We now get error 503 - after everything was runing over the night…
We need to debug this very urgently…
You can see the new devices… but what are options about the old devices (one does not report at all) and other which are deployed and runing… what are our options?
Also, is there a way to deploy SSH key to these devices in orer to have ssh access ?
Make sure you update to the latest openBalena version – it is v3.1.1 now – which fixes a couple of initial issues. I’d then check the API service logs by SSH’ing into the container and querying journald.
Hi,
The update was done yesterday… i belive that makes it 3.1
On the other side, today i fixed the issue with only reseting the docker:
docker restart 2f5d63b9a213
The logs on the api instance are quite empty …
Also, can you provie info on the update of existing nodes - expecialy if we need to allow SSH access and the nodes are not available on site so how do we insert the SSH keys? any cool balena-cli command for this?
If you flashed a production image then you’re out of luck unfortunately and you’ll have to get physical access to the devices.
There should be some logs to debug issues like the API failing to start up, you mean there wasn’t anything like that in the logs?
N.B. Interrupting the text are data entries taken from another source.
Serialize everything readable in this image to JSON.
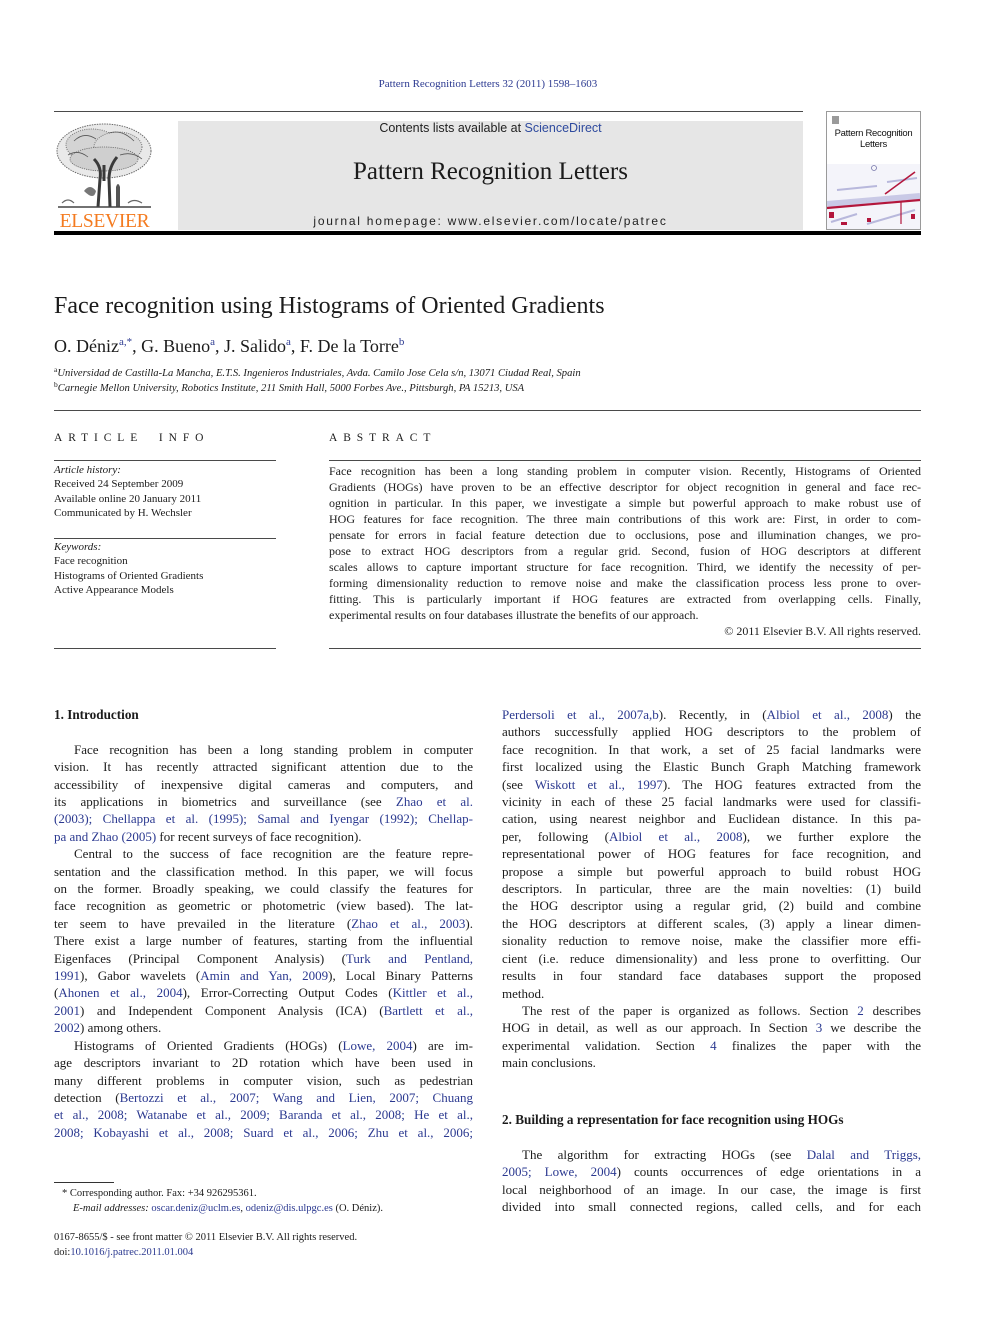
{
  "journal_citation": "Pattern Recognition Letters 32 (2011) 1598–1603",
  "header": {
    "contents_prefix": "Contents lists available at ",
    "contents_link": "ScienceDirect",
    "journal_name": "Pattern Recognition Letters",
    "homepage": "journal homepage: www.elsevier.com/locate/patrec",
    "publisher_logo_text": "ELSEVIER",
    "cover_title_line1": "Pattern Recognition",
    "cover_title_line2": "Letters"
  },
  "colors": {
    "link": "#2b3990",
    "publisher_orange": "#f47b20",
    "header_box": "#e6e6e6"
  },
  "article": {
    "title": "Face recognition using Histograms of Oriented Gradients",
    "author_separator": ", ",
    "authors": [
      {
        "name": "O. Déniz",
        "sup": "a,*"
      },
      {
        "name": "G. Bueno",
        "sup": "a"
      },
      {
        "name": "J. Salido",
        "sup": "a"
      },
      {
        "name": "F. De la Torre",
        "sup": "b"
      }
    ],
    "affiliations": [
      {
        "mark": "a",
        "text": "Universidad de Castilla-La Mancha, E.T.S. Ingenieros Industriales, Avda. Camilo Jose Cela s/n, 13071 Ciudad Real, Spain"
      },
      {
        "mark": "b",
        "text": "Carnegie Mellon University, Robotics Institute, 211 Smith Hall, 5000 Forbes Ave., Pittsburgh, PA 15213, USA"
      }
    ]
  },
  "article_info": {
    "heading": "ARTICLE INFO",
    "history_label": "Article history:",
    "history": [
      "Received 24 September 2009",
      "Available online 20 January 2011",
      "Communicated by H. Wechsler"
    ],
    "keywords_label": "Keywords:",
    "keywords": [
      "Face recognition",
      "Histograms of Oriented Gradients",
      "Active Appearance Models"
    ]
  },
  "abstract": {
    "heading": "ABSTRACT",
    "lines": [
      "Face recognition has been a long standing problem in computer vision. Recently, Histograms of Oriented",
      "Gradients (HOGs) have proven to be an effective descriptor for object recognition in general and face rec-",
      "ognition in particular. In this paper, we investigate a simple but powerful approach to make robust use of",
      "HOG features for face recognition. The three main contributions of this work are: First, in order to com-",
      "pensate for errors in facial feature detection due to occlusions, pose and illumination changes, we pro-",
      "pose to extract HOG descriptors from a regular grid. Second, fusion of HOG descriptors at different",
      "scales allows to capture important structure for face recognition. Third, we identify the necessity of per-",
      "forming dimensionality reduction to remove noise and make the classification process less prone to over-",
      "fitting. This is particularly important if HOG features are extracted from overlapping cells. Finally,",
      "experimental results on four databases illustrate the benefits of our approach."
    ],
    "copyright": "© 2011 Elsevier B.V. All rights reserved."
  },
  "body": {
    "left": [
      {
        "type": "heading",
        "text": "1. Introduction"
      },
      {
        "type": "para",
        "indent": true,
        "end": true,
        "lines": [
          "Face recognition has been a long standing problem in computer",
          "vision. It has recently attracted significant attention due to the",
          "accessibility of inexpensive digital cameras and computers, and",
          [
            "its applications in biometrics and surveillance (see ",
            {
              "link": "Zhao et al."
            }
          ],
          [
            {
              "link": "(2003); Chellappa et al. (1995); Samal and Iyengar (1992); Chellap-"
            }
          ],
          [
            {
              "link": "pa and Zhao (2005)"
            },
            " for recent surveys of face recognition)."
          ]
        ]
      },
      {
        "type": "para",
        "indent": true,
        "end": true,
        "lines": [
          "Central to the success of face recognition are the feature repre-",
          "sentation and the classification method. In this paper, we will focus",
          "on the former. Broadly speaking, we could classify the features for",
          "face recognition as geometric or photometric (view based). The lat-",
          [
            "ter seem to have prevailed in the literature (",
            {
              "link": "Zhao et al., 2003"
            },
            ")."
          ],
          "There exist a large number of features, starting from the influential",
          [
            "Eigenfaces (Principal Component Analysis) (",
            {
              "link": "Turk and Pentland,"
            }
          ],
          [
            {
              "link": "1991"
            },
            "), Gabor wavelets (",
            {
              "link": "Amin and Yan, 2009"
            },
            "), Local Binary Patterns"
          ],
          [
            "(",
            {
              "link": "Ahonen et al., 2004"
            },
            "), Error-Correcting Output Codes (",
            {
              "link": "Kittler et al.,"
            }
          ],
          [
            {
              "link": "2001"
            },
            ") and Independent Component Analysis (ICA) (",
            {
              "link": "Bartlett et al.,"
            }
          ],
          [
            {
              "link": "2002"
            },
            ") among others."
          ]
        ]
      },
      {
        "type": "para",
        "indent": true,
        "end": false,
        "lines": [
          [
            "Histograms of Oriented Gradients (HOGs) (",
            {
              "link": "Lowe, 2004"
            },
            ") are im-"
          ],
          "age descriptors invariant to 2D rotation which have been used in",
          "many different problems in computer vision, such as pedestrian",
          [
            "detection (",
            {
              "link": "Bertozzi et al., 2007; Wang and Lien, 2007; Chuang"
            }
          ],
          [
            {
              "link": "et al., 2008; Watanabe et al., 2009; Baranda et al., 2008; He et al.,"
            }
          ],
          [
            {
              "link": "2008; Kobayashi et al., 2008; Suard et al., 2006; Zhu et al., 2006;"
            }
          ]
        ]
      }
    ],
    "right": [
      {
        "type": "para",
        "indent": false,
        "end": true,
        "lines": [
          [
            {
              "link": "Perdersoli et al., 2007a,b"
            },
            "). Recently, in (",
            {
              "link": "Albiol et al., 2008"
            },
            ") the"
          ],
          "authors successfully applied HOG descriptors to the problem of",
          "face recognition. In that work, a set of 25 facial landmarks were",
          "first localized using the Elastic Bunch Graph Matching framework",
          [
            "(see ",
            {
              "link": "Wiskott et al., 1997"
            },
            "). The HOG features extracted from the"
          ],
          "vicinity in each of these 25 facial landmarks were used for classifi-",
          "cation, using nearest neighbor and Euclidean distance. In this pa-",
          [
            "per, following (",
            {
              "link": "Albiol et al., 2008"
            },
            "), we further explore the"
          ],
          "representational power of HOG features for face recognition, and",
          "propose a simple but powerful approach to build robust HOG",
          "descriptors. In particular, three are the main novelties: (1) build",
          "the HOG descriptor using a regular grid, (2) build and combine",
          "the HOG descriptors at different scales, (3) apply a linear dimen-",
          "sionality reduction to remove noise, make the classifier more effi-",
          "cient (i.e. reduce dimensionality) and less prone to overfitting. Our",
          "results in four standard face databases support the proposed",
          "method."
        ]
      },
      {
        "type": "para",
        "indent": true,
        "end": true,
        "lines": [
          [
            "The rest of the paper is organized as follows. Section ",
            {
              "link": "2"
            },
            " describes"
          ],
          [
            "HOG in detail, as well as our approach. In Section ",
            {
              "link": "3"
            },
            " we describe the"
          ],
          [
            "experimental validation. Section ",
            {
              "link": "4"
            },
            " finalizes the paper with the"
          ],
          "main conclusions."
        ]
      },
      {
        "type": "heading",
        "text": "2. Building a representation for face recognition using HOGs"
      },
      {
        "type": "para",
        "indent": true,
        "end": false,
        "lines": [
          [
            "The algorithm for extracting HOGs (see ",
            {
              "link": "Dalal and Triggs,"
            }
          ],
          [
            {
              "link": "2005; Lowe, 2004"
            },
            ") counts occurrences of edge orientations in a"
          ],
          "local neighborhood of an image. In our case, the image is first",
          "divided into small connected regions, called cells, and for each"
        ]
      }
    ]
  },
  "footnotes": {
    "corresponding_mark": "*",
    "corresponding": " Corresponding author. Fax: +34 926295361.",
    "email_label": "E-mail addresses: ",
    "emails": [
      "oscar.deniz@uclm.es",
      "odeniz@dis.ulpgc.es"
    ],
    "email_separator": ", ",
    "email_owner": " (O. Déniz)."
  },
  "front_matter": {
    "issn_line": "0167-8655/$ - see front matter © 2011 Elsevier B.V. All rights reserved.",
    "doi_label": "doi:",
    "doi": "10.1016/j.patrec.2011.01.004"
  }
}
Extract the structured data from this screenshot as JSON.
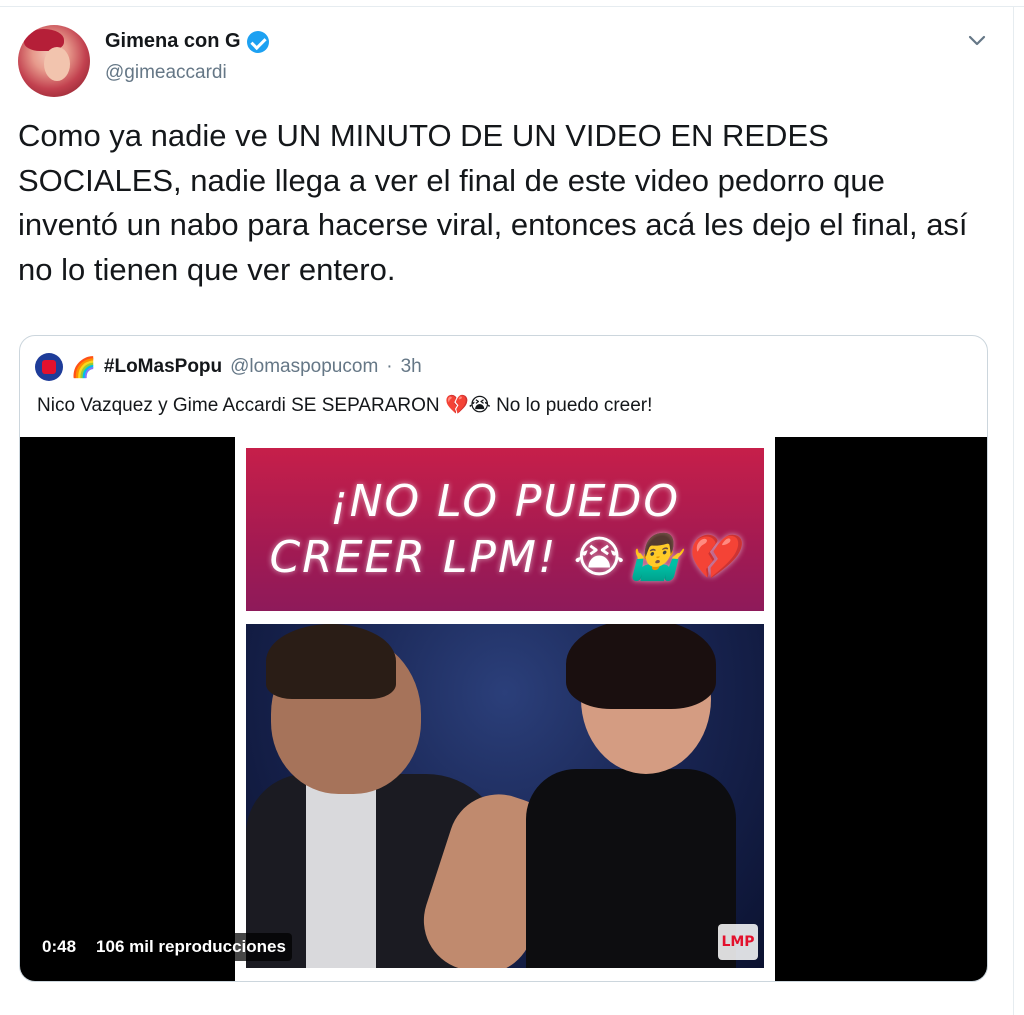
{
  "author": {
    "display_name": "Gimena con G",
    "handle": "@gimeaccardi",
    "verified": true
  },
  "icons": {
    "verified": "verified-badge-icon",
    "menu": "chevron-down-icon"
  },
  "tweet": {
    "text": "Como ya nadie ve UN MINUTO DE UN VIDEO EN REDES SOCIALES, nadie llega a ver el final de este video pedorro que inventó un nabo para hacerse viral, entonces acá les dejo el final, así no lo tienen que ver entero."
  },
  "quoted_tweet": {
    "rainbow_emoji": "🌈",
    "display_name": "#LoMasPopu",
    "handle": "@lomaspopucom",
    "separator": "·",
    "time": "3h",
    "text": "Nico Vazquez y Gime Accardi SE SEPARARON",
    "emojis": "💔😭",
    "text_after": "No lo puedo creer!",
    "video": {
      "banner_line1": "¡NO LO PUEDO",
      "banner_line2": "CREER LPM! 😭🤷‍♂️💔",
      "watermark": "LMP",
      "duration": "0:48",
      "views": "106 mil reproducciones"
    }
  },
  "colors": {
    "verified_blue": "#1da1f2",
    "secondary_text": "#657786",
    "border": "#ccd6dd",
    "banner_red": "#c61f4a"
  }
}
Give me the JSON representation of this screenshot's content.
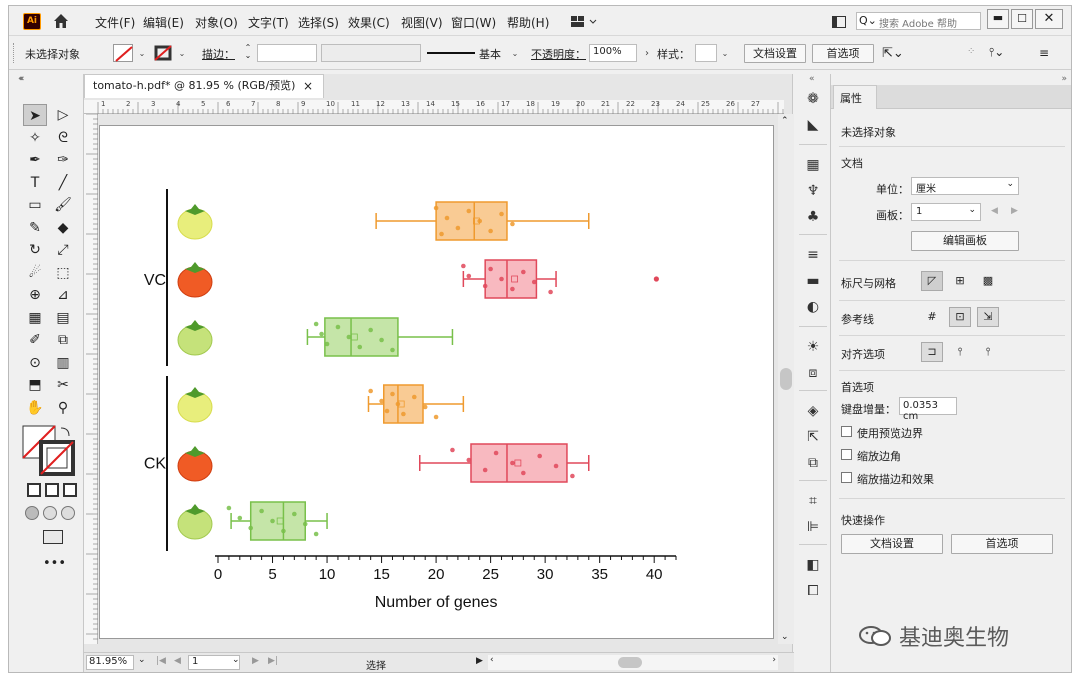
{
  "app": {
    "logo": "Ai",
    "home_icon": "home-icon"
  },
  "menu": [
    "文件(F)",
    "编辑(E)",
    "对象(O)",
    "文字(T)",
    "选择(S)",
    "效果(C)",
    "视图(V)",
    "窗口(W)",
    "帮助(H)"
  ],
  "search": {
    "placeholder": "搜索 Adobe 帮助"
  },
  "control": {
    "no_selection": "未选择对象",
    "stroke_label": "描边：",
    "stroke_style": "基本",
    "opacity_label": "不透明度：",
    "opacity_value": "100%",
    "style_label": "样式：",
    "doc_setup": "文档设置",
    "prefs": "首选项"
  },
  "tab": {
    "title": "tomato-h.pdf* @ 81.95 % (RGB/预览)",
    "close": "×"
  },
  "ruler_labels": [
    "1",
    "2",
    "3",
    "4",
    "5",
    "6",
    "7",
    "8",
    "9",
    "10",
    "11",
    "12",
    "13",
    "14",
    "15",
    "16",
    "17",
    "18",
    "19",
    "20",
    "21",
    "22",
    "23",
    "24",
    "25",
    "26",
    "27"
  ],
  "status": {
    "zoom": "81.95%",
    "page": "1",
    "mode": "选择"
  },
  "panel": {
    "title": "属性",
    "no_selection": "未选择对象",
    "doc_section": "文档",
    "unit_label": "单位：",
    "unit_value": "厘米",
    "artboard_label": "画板：",
    "artboard_value": "1",
    "edit_artboard": "编辑画板",
    "rulers_grids": "标尺与网格",
    "guides": "参考线",
    "align_options": "对齐选项",
    "prefs_section": "首选项",
    "keyboard_increment_label": "键盘增量：",
    "keyboard_increment_value": "0.0353 cm",
    "check_preview_bounds": "使用预览边界",
    "check_scale_corners": "缩放边角",
    "check_scale_strokes": "缩放描边和效果",
    "quick_actions": "快速操作",
    "doc_setup_btn": "文档设置",
    "prefs_btn": "首选项"
  },
  "chart_data": {
    "type": "boxplot",
    "xlabel": "Number of genes",
    "xlim": [
      0,
      42
    ],
    "xticks": [
      0,
      5,
      10,
      15,
      20,
      25,
      30,
      35,
      40
    ],
    "groups": [
      {
        "name": "VC",
        "rows": [
          0,
          1,
          2
        ]
      },
      {
        "name": "CK",
        "rows": [
          3,
          4,
          5
        ]
      }
    ],
    "rows": [
      {
        "tomato": "yellow",
        "color": "#ef9a2e",
        "fill": "#f9cb94",
        "min": 14.5,
        "q1": 20,
        "median": 23.5,
        "q3": 26.5,
        "max": 34,
        "mean": 23.7,
        "outliers": [],
        "points": [
          20,
          21,
          22,
          23,
          24,
          25,
          26,
          27,
          20.5
        ]
      },
      {
        "tomato": "red",
        "color": "#e0485a",
        "fill": "#f8b9c0",
        "min": 22.5,
        "q1": 24.5,
        "median": 26.5,
        "q3": 29.2,
        "max": 31,
        "mean": 27.2,
        "outliers": [
          40.2
        ],
        "points": [
          22.5,
          23,
          24.5,
          25,
          26,
          27,
          28,
          29,
          30.5
        ]
      },
      {
        "tomato": "green",
        "color": "#78c04a",
        "fill": "#c5e5a8",
        "min": 8.2,
        "q1": 9.8,
        "median": 12.2,
        "q3": 16.5,
        "max": 21.5,
        "mean": 12.5,
        "outliers": [],
        "points": [
          9,
          9.5,
          10,
          11,
          12,
          13,
          14,
          15,
          16
        ]
      },
      {
        "tomato": "yellow",
        "color": "#ef9a2e",
        "fill": "#f9cb94",
        "min": 13.8,
        "q1": 15.2,
        "median": 16.5,
        "q3": 18.8,
        "max": 22.5,
        "mean": 16.8,
        "outliers": [],
        "points": [
          14,
          15,
          15.5,
          16,
          16.5,
          17,
          18,
          19,
          20
        ]
      },
      {
        "tomato": "red",
        "color": "#e0485a",
        "fill": "#f8b9c0",
        "min": 18.5,
        "q1": 23.2,
        "median": 26.5,
        "q3": 32,
        "max": 34,
        "mean": 27.5,
        "outliers": [],
        "points": [
          21.5,
          23,
          24.5,
          25.5,
          27,
          28,
          29.5,
          31,
          32.5
        ]
      },
      {
        "tomato": "green",
        "color": "#78c04a",
        "fill": "#c5e5a8",
        "min": 1.2,
        "q1": 3,
        "median": 6,
        "q3": 8,
        "max": 10,
        "mean": 5.7,
        "outliers": [],
        "points": [
          1,
          2,
          3,
          4,
          5,
          6,
          7,
          8,
          9
        ]
      }
    ]
  },
  "watermark": "基迪奥生物"
}
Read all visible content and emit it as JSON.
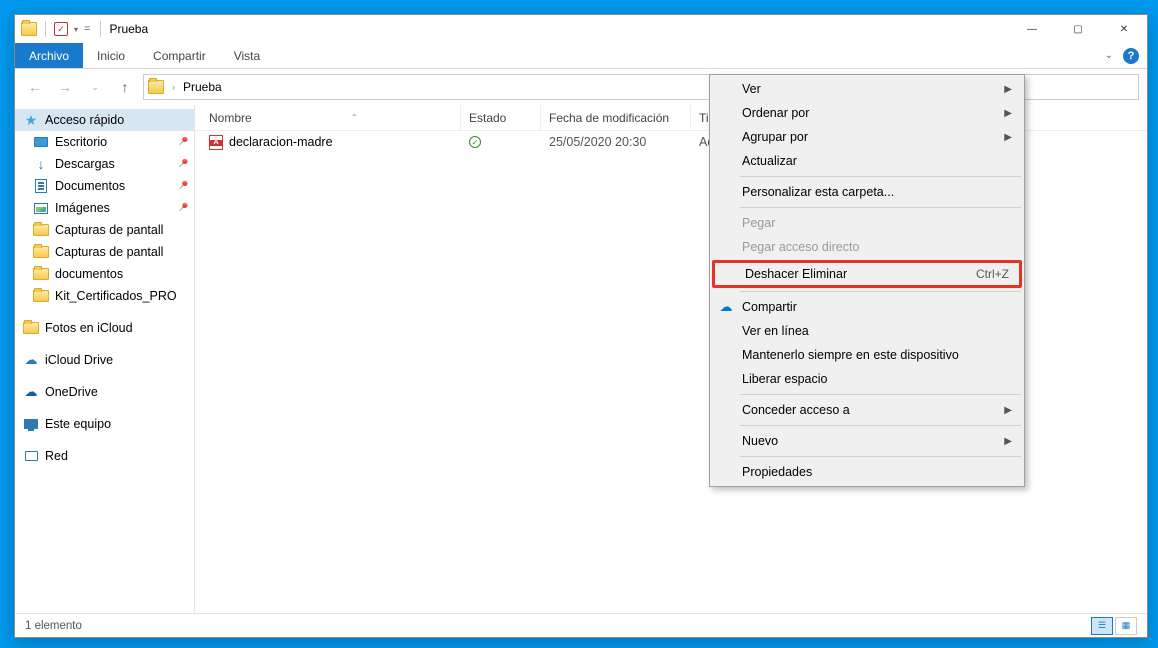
{
  "window": {
    "title": "Prueba",
    "sys": {
      "min": "—",
      "max": "▢",
      "close": "✕"
    }
  },
  "ribbon": {
    "file": "Archivo",
    "home": "Inicio",
    "share": "Compartir",
    "view": "Vista"
  },
  "address": {
    "location": "Prueba",
    "search_placeholder": "Prueba"
  },
  "sidebar": {
    "quick": "Acceso rápido",
    "desktop": "Escritorio",
    "downloads": "Descargas",
    "documents": "Documentos",
    "pictures": "Imágenes",
    "cap1": "Capturas de pantall",
    "cap2": "Capturas de pantall",
    "docs2": "documentos",
    "kit": "Kit_Certificados_PRO",
    "icloud_photos": "Fotos en iCloud",
    "icloud_drive": "iCloud Drive",
    "onedrive": "OneDrive",
    "thispc": "Este equipo",
    "network": "Red"
  },
  "columns": {
    "name": "Nombre",
    "status": "Estado",
    "modified": "Fecha de modificación",
    "type": "Tipo"
  },
  "files": [
    {
      "name": "declaracion-madre",
      "status_ok": true,
      "modified": "25/05/2020 20:30",
      "type": "Adob"
    }
  ],
  "statusbar": {
    "count": "1 elemento"
  },
  "context_menu": {
    "ver": "Ver",
    "ordenar": "Ordenar por",
    "agrupar": "Agrupar por",
    "actualizar": "Actualizar",
    "personalizar": "Personalizar esta carpeta...",
    "pegar": "Pegar",
    "pegar_acceso": "Pegar acceso directo",
    "deshacer": "Deshacer Eliminar",
    "deshacer_key": "Ctrl+Z",
    "compartir": "Compartir",
    "ver_en_linea": "Ver en línea",
    "mantener": "Mantenerlo siempre en este dispositivo",
    "liberar": "Liberar espacio",
    "conceder": "Conceder acceso a",
    "nuevo": "Nuevo",
    "propiedades": "Propiedades"
  }
}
Cause even in production mode, the API should still log errors, etc, but much less than in development mode. Normally that should be enough, which is why we don’t use a DEBUG variable from the compose file.
The logs should not be empty for sure, you can try restarting the services and see if that fixes the issue. If it still persist, you can open an issue with some more info here or here, and we can take it from there.